Des chercheurs du laboratoire Anthropologie bio-culturelle, droit, éthique et santé (Aix-Marseille Université / CNRS / Etablissement français du sang) et du laboratoire de Biomécanique appliquée (IFSTTAR / Aix Marseille Université) ont effectué des analyses en élément-fini afin de simuler numériquement des accouchements d'australopithèques et révéler l’origine précoce de la complexité de la naissance humaine.
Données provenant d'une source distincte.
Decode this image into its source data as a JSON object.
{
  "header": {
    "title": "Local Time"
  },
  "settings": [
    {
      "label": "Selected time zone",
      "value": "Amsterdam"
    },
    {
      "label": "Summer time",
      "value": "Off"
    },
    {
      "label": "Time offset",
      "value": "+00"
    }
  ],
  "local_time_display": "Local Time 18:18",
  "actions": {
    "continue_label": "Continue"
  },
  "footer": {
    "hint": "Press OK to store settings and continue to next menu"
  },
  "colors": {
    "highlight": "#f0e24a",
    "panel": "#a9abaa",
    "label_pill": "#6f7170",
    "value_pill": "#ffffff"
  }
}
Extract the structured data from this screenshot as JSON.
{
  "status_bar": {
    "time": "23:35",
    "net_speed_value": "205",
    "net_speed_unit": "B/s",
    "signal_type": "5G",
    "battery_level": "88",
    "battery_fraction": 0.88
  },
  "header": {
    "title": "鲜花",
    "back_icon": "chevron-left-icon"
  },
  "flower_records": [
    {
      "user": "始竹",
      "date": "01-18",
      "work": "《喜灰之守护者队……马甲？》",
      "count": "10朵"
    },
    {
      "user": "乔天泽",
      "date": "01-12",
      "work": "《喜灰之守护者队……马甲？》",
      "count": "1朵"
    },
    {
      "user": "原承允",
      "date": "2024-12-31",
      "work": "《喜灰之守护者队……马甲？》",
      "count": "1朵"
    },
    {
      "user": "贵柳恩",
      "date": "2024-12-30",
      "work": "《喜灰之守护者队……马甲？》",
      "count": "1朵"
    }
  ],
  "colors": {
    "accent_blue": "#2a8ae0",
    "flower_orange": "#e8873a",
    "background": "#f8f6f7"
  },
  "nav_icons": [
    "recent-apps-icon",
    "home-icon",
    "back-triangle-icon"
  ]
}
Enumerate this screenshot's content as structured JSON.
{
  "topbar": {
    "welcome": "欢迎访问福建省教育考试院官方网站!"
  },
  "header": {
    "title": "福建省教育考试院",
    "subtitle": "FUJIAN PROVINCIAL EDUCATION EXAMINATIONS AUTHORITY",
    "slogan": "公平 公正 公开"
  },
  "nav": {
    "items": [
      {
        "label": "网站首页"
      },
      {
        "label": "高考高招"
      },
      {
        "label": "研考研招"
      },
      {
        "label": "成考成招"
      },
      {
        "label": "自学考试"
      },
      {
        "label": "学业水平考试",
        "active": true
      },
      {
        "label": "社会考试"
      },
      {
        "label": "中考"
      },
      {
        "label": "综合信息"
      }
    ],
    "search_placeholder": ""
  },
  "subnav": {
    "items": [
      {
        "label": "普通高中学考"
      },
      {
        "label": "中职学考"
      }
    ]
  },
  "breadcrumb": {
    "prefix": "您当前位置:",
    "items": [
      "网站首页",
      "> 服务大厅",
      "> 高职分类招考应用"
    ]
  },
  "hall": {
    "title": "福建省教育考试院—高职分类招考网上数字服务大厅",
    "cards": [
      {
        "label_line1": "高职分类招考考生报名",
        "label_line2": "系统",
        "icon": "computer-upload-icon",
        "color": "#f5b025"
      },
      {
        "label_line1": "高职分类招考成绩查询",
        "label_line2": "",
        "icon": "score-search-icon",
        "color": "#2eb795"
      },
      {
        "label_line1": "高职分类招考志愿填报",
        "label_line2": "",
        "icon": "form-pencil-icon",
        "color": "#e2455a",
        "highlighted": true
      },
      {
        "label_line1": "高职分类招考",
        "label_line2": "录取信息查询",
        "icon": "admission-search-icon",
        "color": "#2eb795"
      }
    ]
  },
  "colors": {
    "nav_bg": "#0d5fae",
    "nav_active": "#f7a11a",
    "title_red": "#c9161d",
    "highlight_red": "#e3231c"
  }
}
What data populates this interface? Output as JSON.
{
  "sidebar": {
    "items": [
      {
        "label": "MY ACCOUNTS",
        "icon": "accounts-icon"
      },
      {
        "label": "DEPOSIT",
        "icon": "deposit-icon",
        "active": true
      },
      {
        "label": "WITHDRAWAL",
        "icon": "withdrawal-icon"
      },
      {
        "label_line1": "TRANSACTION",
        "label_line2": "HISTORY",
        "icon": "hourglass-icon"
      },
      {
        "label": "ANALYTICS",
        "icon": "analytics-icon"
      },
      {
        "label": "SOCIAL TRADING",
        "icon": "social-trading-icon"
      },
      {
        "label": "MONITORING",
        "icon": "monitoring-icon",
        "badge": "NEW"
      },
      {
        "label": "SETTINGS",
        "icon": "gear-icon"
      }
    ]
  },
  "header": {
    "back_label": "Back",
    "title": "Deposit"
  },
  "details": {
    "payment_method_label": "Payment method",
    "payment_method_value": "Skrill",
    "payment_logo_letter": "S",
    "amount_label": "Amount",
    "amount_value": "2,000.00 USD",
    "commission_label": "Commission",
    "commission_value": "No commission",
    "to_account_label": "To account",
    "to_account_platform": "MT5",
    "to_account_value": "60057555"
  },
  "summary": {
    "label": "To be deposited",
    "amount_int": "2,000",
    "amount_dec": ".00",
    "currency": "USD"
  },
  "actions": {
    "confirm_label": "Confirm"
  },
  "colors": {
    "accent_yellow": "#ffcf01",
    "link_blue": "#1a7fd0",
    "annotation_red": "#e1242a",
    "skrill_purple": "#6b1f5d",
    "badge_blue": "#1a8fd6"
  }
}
Une naissance humaine complexe
La naissance n’est pas seulement une des expériences les plus intenses qu’il est donné à vivre au cours de l’existence, c’est aussi un événement extrêmement complexe qui s’inscrit dans notre histoire évolutive impliquant étroitement phénomènes biologiques et culturels. L’accouchement chez les humains est d’autant plus remarquable qu’il possède des spécificités qui le distinguent de celui des autres primates. La difficulté de l’accouchement humain n’est, en effet, pas retrouvée chez les autres grands singes, et rarement chez les autres primates. A l’issue de cet accouchement complexe, les mères humaines donnent naissance à un nouveau-né considéré comme « immature » étant donné ses caractéristiques neurologiques, expliquées notamment par la taille de son crâne très faible en regard de sa future taille adulte.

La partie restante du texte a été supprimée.